Watch This Space: Mike Scott-Harding

Watch this space introduces new faces and new voices. This month we met up with Mike Scott-Harding to hear about the ‘Pattie Shop Diaries’

BlackOutUK: Who are you?

Mike: My name is Mike Scott-Harding. I am writer, composer and lyricist of ‘Pattie-Shop Diaries’, an original, contemporary musical, told from a Black British perspective.

Mike Scott-Harding

B: Where are you from?

M: There’s an existentialist question, if ever I’ve heard one! The short answer is, I am the product of  Black Jamaican parents, raised by Black Jamaican guardians in South West London.

B: So what’s new?

M: What’s new – and hopefully, comfortingly familiar – is ‘Pattie-Shop Diaries’, my original music-theatre piece. It tells the story of an African-Caribbean / British family living above, and running, a food outlet in Brixton, South London, in 2012.

It tells stories of family politics, gay identity, mixed-heritage relationships, generational secrets, gentrification, knife-crime…and that’s just the fun stuff (!)

Seriously, I’ve tried to imbue the script with humour, empathy and compassion, so that the audience – whoever they may be – shouldn’t feel alienated.

The piece has many melodic, literate tunes covering many genres – Jazz, Blues, Reggae, Soca, Soul, Pop, and Hip-Hop – a strong multi-cultural West End cast, and a live band; what’s not to love?

B: Why tell this story now?

I wrote this piece because of the lack of modern, Black British storylines being told upon the London / UK musical stage.

While its great to see more Black British actors playing roles in London musicals, they generally have to speak in American accents to express dialogue set thousands of miles away… and several decades ago! We – in Britain – have a whole diaspora worth of stories to share and compare . . . so I decided to get on and tell a few myself.

In respect to the ‘now’ question, that’s simple: at a certain point, I realised that ‘now’ was the only time I truly had. Of course, it’s taken the best part of a decade to get ‘Pattie-Shop Diaries’ to this point, but – well, you’ve got to start somewhere (!)

B: What do you have to say that needs to be heard?

M: I believe that Black British men (and women) need to tell – and share – our truths as often as possible in order to support each other, and to normalise our existence within a society that is often hostile towards us.

One of the issues I found growing up within a Black-British household, was an atmosphere of secrecy and ‘selective sharing’. I realised that I was living within a network of secrets and lies, based on somebody else’s shame and guilt. As I got older, I began to make this mental tapestry part of my own story.

As I got older, I also began to make more connections in my own mind and with others. Connections that helped me realise that, what was true for me, holds especially true for many Black gay men, as we – quite often – have to internalise and compartmentalise important aspects of ourselves.

With more and more Black gay men (younger and older) choosing to express their sexuality in secrecy and / or intimate isolation, it seems to me that the best antidote to this epidemic of ‘solitary confinement’ is to come together, to share – and to validate – our truths; theatre is such a place.
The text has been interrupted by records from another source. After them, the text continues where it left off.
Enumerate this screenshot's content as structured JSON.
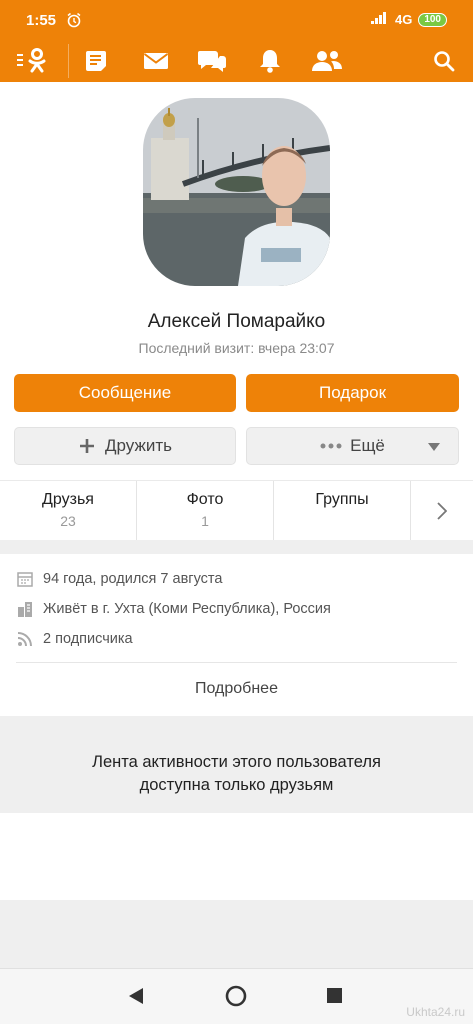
{
  "status_bar": {
    "time": "1:55",
    "network": "4G",
    "battery": "100"
  },
  "profile": {
    "name": "Алексей Помарайко",
    "last_visit": "Последний визит: вчера 23:07"
  },
  "actions": {
    "message": "Сообщение",
    "gift": "Подарок",
    "add_friend": "Дружить",
    "more": "Ещё"
  },
  "tabs": [
    {
      "label": "Друзья",
      "count": "23"
    },
    {
      "label": "Фото",
      "count": "1"
    },
    {
      "label": "Группы",
      "count": ""
    }
  ],
  "info": {
    "age": "94 года, родился 7 августа",
    "location": "Живёт в г. Ухта (Коми Республика), Россия",
    "followers": "2 подписчика"
  },
  "more_link": "Подробнее",
  "feed_notice": {
    "line1": "Лента активности этого пользователя",
    "line2": "доступна только друзьям"
  },
  "watermark": "Ukhta24.ru",
  "colors": {
    "accent": "#ee8208",
    "background": "#ffffff",
    "panel": "#efefef"
  }
}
B: What have you learned through creating Pattie-Shop Diaries?

It’s taken me the best part of a decade to get to this point. I had to learn how to technically write – and rewrite – this musical many times over; to cultivate artistic and business alliances; how – and where – to sell the product (and myself); how to record the soundtrack myself (via a laptop, mixer, keyboard, and acoustic guitar); and I had to learn how to write funding proposals;

Most of all, I had to learn how to keep my hunger and desire, in order to keep going with it . . . sometimes in the absence of evidence to support my faith.

B: Any tips for our readers considering theatre-making to tell their stories?
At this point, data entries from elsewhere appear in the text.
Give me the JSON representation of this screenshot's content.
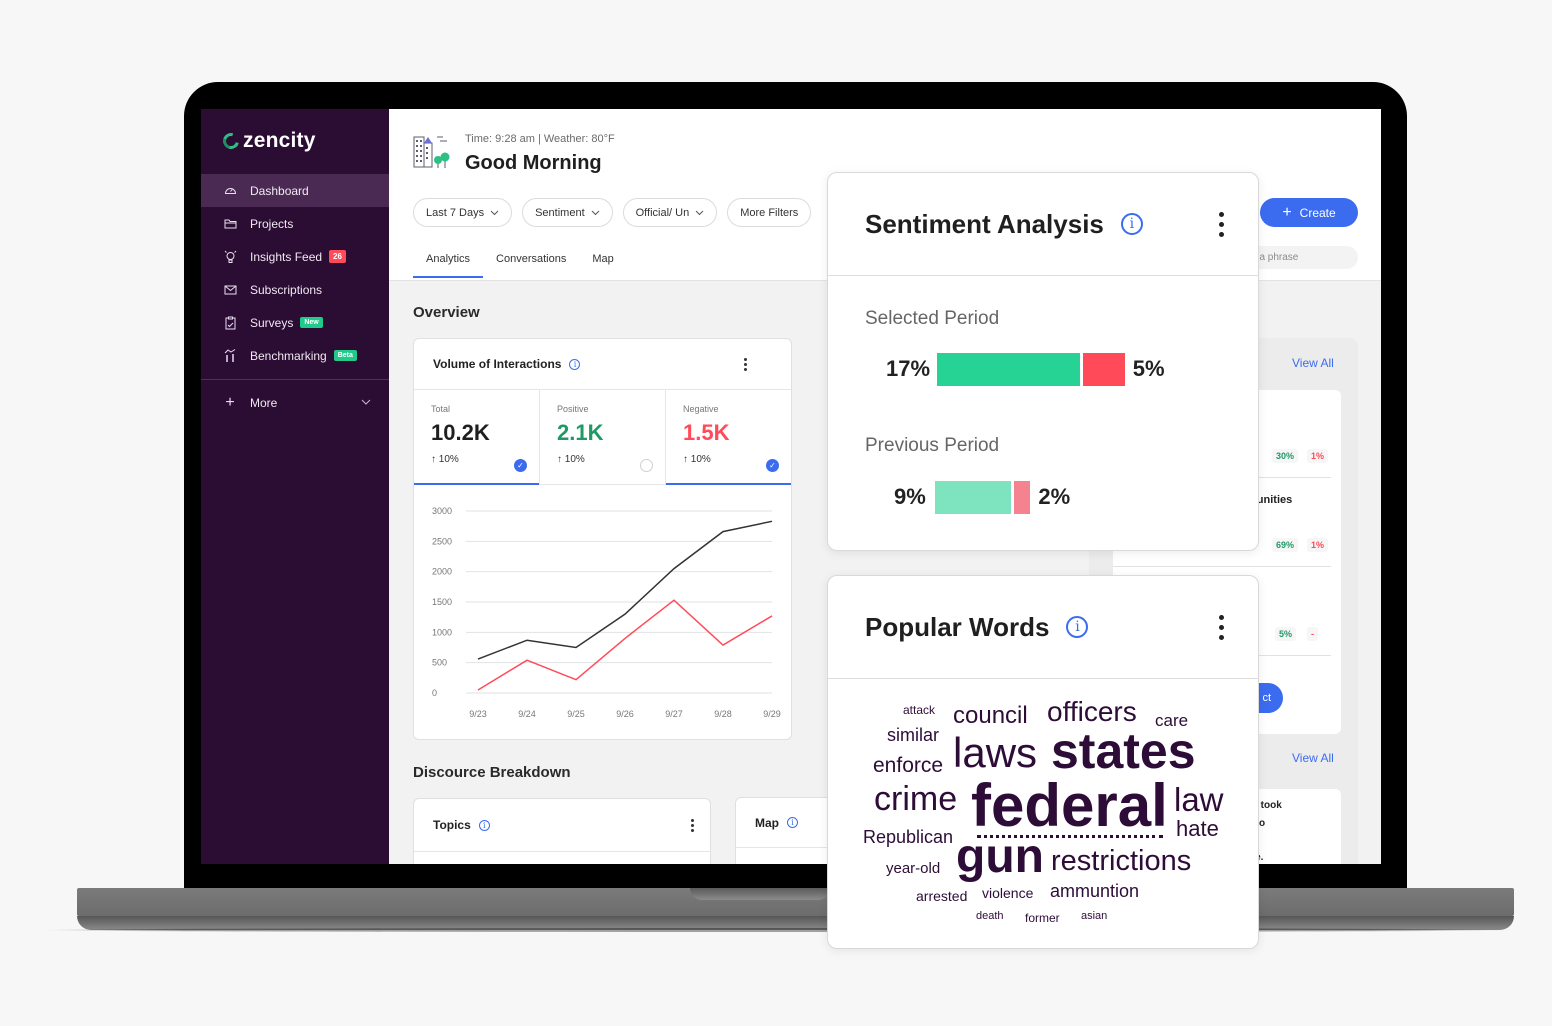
{
  "sidebar": {
    "brand": "zencity",
    "items": [
      {
        "label": "Dashboard",
        "icon": "gauge-icon",
        "active": true
      },
      {
        "label": "Projects",
        "icon": "folder-icon"
      },
      {
        "label": "Insights Feed",
        "icon": "lightbulb-icon",
        "badge": "26"
      },
      {
        "label": "Subscriptions",
        "icon": "envelope-icon"
      },
      {
        "label": "Surveys",
        "icon": "clipboard-icon",
        "badge": "New"
      },
      {
        "label": "Benchmarking",
        "icon": "benchmark-icon",
        "badge": "Beta"
      }
    ],
    "more_label": "More"
  },
  "header": {
    "time_weather": "Time: 9:28 am | Weather: 80°F",
    "greeting": "Good Morning",
    "filters": [
      "Last 7 Days",
      "Sentiment",
      "Official/ Un",
      "More Filters"
    ],
    "create_label": "Create",
    "search_placeholder": "for a phrase",
    "tabs": [
      {
        "label": "Analytics",
        "active": true
      },
      {
        "label": "Conversations"
      },
      {
        "label": "Map"
      }
    ]
  },
  "overview": {
    "title": "Overview",
    "volume_card": {
      "title": "Volume of Interactions",
      "kpis": [
        {
          "label": "Total",
          "value": "10.2K",
          "change": "↑ 10%",
          "checked": true,
          "color": "#1f1f1f"
        },
        {
          "label": "Positive",
          "value": "2.1K",
          "change": "↑ 10%",
          "checked": false,
          "color": "#1f9a66"
        },
        {
          "label": "Negative",
          "value": "1.5K",
          "change": "↑ 10%",
          "checked": true,
          "color": "#ff4a5a"
        }
      ]
    }
  },
  "chart_data": {
    "type": "line",
    "title": "",
    "xlabel": "",
    "ylabel": "",
    "x": [
      "9/23",
      "9/24",
      "9/25",
      "9/26",
      "9/27",
      "9/28",
      "9/29"
    ],
    "yticks": [
      0,
      500,
      1000,
      1500,
      2000,
      2500,
      3000
    ],
    "ylim": [
      0,
      3000
    ],
    "grid": true,
    "series": [
      {
        "name": "Total",
        "color": "#333333",
        "values": [
          560,
          870,
          750,
          1300,
          2050,
          2660,
          2830
        ]
      },
      {
        "name": "Negative",
        "color": "#ff4a5a",
        "values": [
          50,
          540,
          220,
          900,
          1530,
          790,
          1270
        ]
      }
    ]
  },
  "discourse": {
    "title": "Discource Breakdown",
    "topics_title": "Topics",
    "map_title": "Map"
  },
  "right_panel": {
    "view_all_1": "View All",
    "view_all_2": "View All",
    "rows": [
      {
        "text": "",
        "positive": "30%",
        "negative": "1%"
      },
      {
        "text": "munities",
        "positive": "69%",
        "negative": "1%"
      },
      {
        "text": "",
        "positive": "5%",
        "negative": "-"
      }
    ],
    "connect_label": "ct",
    "news_lines": [
      "ts took",
      "r to",
      "e",
      "ge."
    ]
  },
  "sentiment_card": {
    "title": "Sentiment Analysis",
    "selected": {
      "label": "Selected Period",
      "positive_pct": "17%",
      "negative_pct": "5%",
      "positive": 17,
      "negative": 5
    },
    "previous": {
      "label": "Previous Period",
      "positive_pct": "9%",
      "negative_pct": "2%",
      "positive": 9,
      "negative": 2
    },
    "colors": {
      "positive": "#26d294",
      "negative": "#ff4a5a",
      "positive_prev": "#7ee3bf",
      "negative_prev": "#f4838f"
    }
  },
  "words_card": {
    "title": "Popular Words",
    "words": [
      "attack",
      "council",
      "officers",
      "care",
      "similar",
      "laws",
      "states",
      "enforce",
      "crime",
      "federal",
      "law",
      "hate",
      "Republican",
      "gun",
      "restrictions",
      "year-old",
      "arrested",
      "violence",
      "ammuntion",
      "death",
      "former",
      "asian"
    ]
  }
}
In short, my tips would be to:

  • understand the full range of skills needed to create in the art-form you choose;
  • immerse yourself in successful examples of that art-form (read ‘how-to’ books, watch videos and Youtube clips, attend live shows);
  • seek advice from people working in the medium you wish to engage in – listen more than you speak;
  • make yourself accountable to someone other than yourself – check in with someone one you trust regularly (for quality-control and deadlines);
  • create regular patterns of creativity, and stick to your deadlines;
  • always be prepared to refine your vision – have a paper and pen handy to jot down ideas, even when you’re sleeping;
  • network constantly, even if you don’t feel like doing so. Be aware that there is always someone out there who can help you, if you’re open to them;
  • be courteous – be punctual – be humble – be trustworthy – be tenacious – be patient


B: How can people see the play?

M: We’re at the really exciting point of staging performances that are designed to get producers, venues, and investors to come and help put ‘Pattie-Shop Diaries’ into a full production or tour. If you know anyone who may be interested – or if you fit that description yourself – please get involved.


There are two opportunities coming up. The first takes place at The Other Palace Theatre, 12 Palace Street, Victoria, SW1E 5JA at 2pm on May 4th 2018.

Tickets can be booked HERE

Then at ‘Empire 2’, 117 Wilton Way, London E8 1BH (behind Hackney Empire) at 2pm on May 5th 2018.